Title

Structural model of the voltage-sensing domain in Ci-VSP

ORCiD

Carlos A. Villalba-Galea: 0000-0002-6489-4651

Document Type

Poster

Conference Title/Conference Publication

Biophysical Journal

Organization

Biophysical Society 54th Annual Meeting

Location

San Francisco, CA

Conference Dates

February 20-24, 2010

Date of Presentation

2-20-2010

ISSN

0006-3495

Volume

98

Issue

3, Supplement 1

DOI

10.1016/j.bpj.2009.12.3533

First Page

645a

Abstract

CiVSP is a voltage sensor-containing phosphatase whose N-terminal comprises a voltage sensing domain (VSD).
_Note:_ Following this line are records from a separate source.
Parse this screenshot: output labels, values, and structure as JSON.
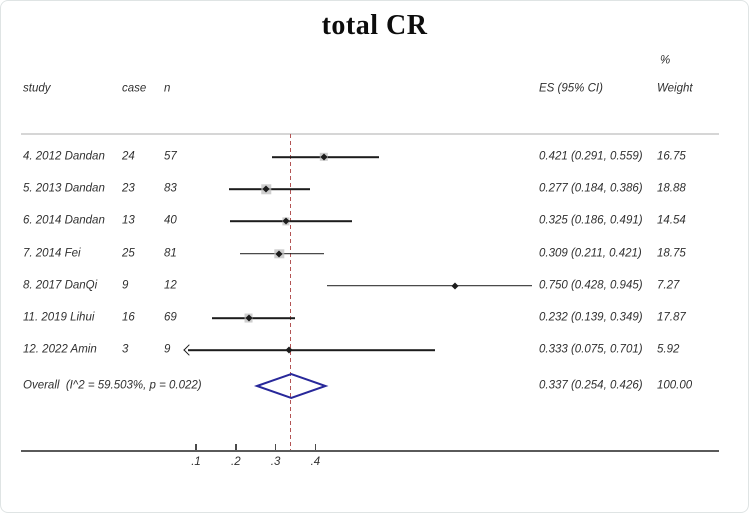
{
  "title": "total CR",
  "headers": {
    "study": "study",
    "case": "case",
    "n": "n",
    "es": "ES (95% CI)",
    "pct": "%",
    "weight": "Weight"
  },
  "colors": {
    "dashed_line": "#b35454",
    "diamond_outline": "#28289a",
    "ci_line": "#1c1c1c",
    "weight_square": "#bdbdbd",
    "axis_line": "#5a5a5a"
  },
  "chart_data": {
    "type": "forest",
    "title": "total CR",
    "x_ticks": [
      {
        "label": ".1",
        "value": 0.1
      },
      {
        "label": ".2",
        "value": 0.2
      },
      {
        "label": ".3",
        "value": 0.3
      },
      {
        "label": ".4",
        "value": 0.4
      }
    ],
    "reference_line_value": 0.337,
    "studies": [
      {
        "label": "4. 2012 Dandan",
        "case": "24",
        "n": "57",
        "es": 0.421,
        "lo": 0.291,
        "hi": 0.559,
        "es_text": "0.421 (0.291, 0.559)",
        "weight_text": "16.75",
        "weight": 16.75,
        "truncated_left": false
      },
      {
        "label": "5. 2013 Dandan",
        "case": "23",
        "n": "83",
        "es": 0.277,
        "lo": 0.184,
        "hi": 0.386,
        "es_text": "0.277 (0.184, 0.386)",
        "weight_text": "18.88",
        "weight": 18.88,
        "truncated_left": false
      },
      {
        "label": "6. 2014 Dandan",
        "case": "13",
        "n": "40",
        "es": 0.325,
        "lo": 0.186,
        "hi": 0.491,
        "es_text": "0.325 (0.186, 0.491)",
        "weight_text": "14.54",
        "weight": 14.54,
        "truncated_left": false
      },
      {
        "label": "7. 2014 Fei",
        "case": "25",
        "n": "81",
        "es": 0.309,
        "lo": 0.211,
        "hi": 0.421,
        "es_text": "0.309 (0.211, 0.421)",
        "weight_text": "18.75",
        "weight": 18.75,
        "truncated_left": false
      },
      {
        "label": "8. 2017 DanQi",
        "case": "9",
        "n": "12",
        "es": 0.75,
        "lo": 0.428,
        "hi": 0.945,
        "es_text": "0.750 (0.428, 0.945)",
        "weight_text": "7.27",
        "weight": 7.27,
        "truncated_left": false
      },
      {
        "label": "11. 2019 Lihui",
        "case": "16",
        "n": "69",
        "es": 0.232,
        "lo": 0.139,
        "hi": 0.349,
        "es_text": "0.232 (0.139, 0.349)",
        "weight_text": "17.87",
        "weight": 17.87,
        "truncated_left": false
      },
      {
        "label": "12. 2022 Amin",
        "case": "3",
        "n": "9",
        "es": 0.333,
        "lo": 0.075,
        "hi": 0.701,
        "es_text": "0.333 (0.075, 0.701)",
        "weight_text": "5.92",
        "weight": 5.92,
        "truncated_left": true
      }
    ],
    "overall": {
      "label": "Overall  (I^2 = 59.503%, p = 0.022)",
      "es": 0.337,
      "lo": 0.254,
      "hi": 0.426,
      "es_text": "0.337 (0.254, 0.426)",
      "weight_text": "100.00"
    }
  }
}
Its lack of a conduction pore makes CiVSP an excellent model to study conformational changes in VSDs. Although the structure of CiVSP's VSD is unknown, it shares sequence homology with the VSDs of potassium channels with known crystal structures. We have taken advantage of this similarity to generate a model of CiVSP's VSD using the program ESyPred3D. The stability of the model was tested using the molecular dynamics simulation package, NAMD. After equilibration, we imposed an electric field to mimic a membrane potential of −200mV at 300K for a total simulation time of 20ns. One feature of the model is that residues R223 to R229 adopt a 3-10 helical structure with polar residues facing into the protein core. Meanwhile, water molecules in the interior of the helical bundle form an hourglass-shaped profile resembling those seen in Kv1.2 simulations. The water crevices are separated by a hydrophobic plug limited outside by R223 interacting with L155 and inside by R226 interacting with D159. These interactions serve as water barriers that focus the electric field. Experimentally, we have observed that the CiVSP mutant R217Q R223H produces a proton current at negative potentials. Simulations of the present model carrying these mutations effectively displayed a narrowing of the hydrophobic plug, allowing water molecules from the top and bottom crevices to come into close proximity, while R226 prevents the collapse of the hydrophobic plug. This effect might create the optimal conditions for proton conduction. We conclude that our model of the ‘resting’state of CiVSP's VSD contains features that are consistent with experimental observations and is a good starting point to study conformational changes in VSDs.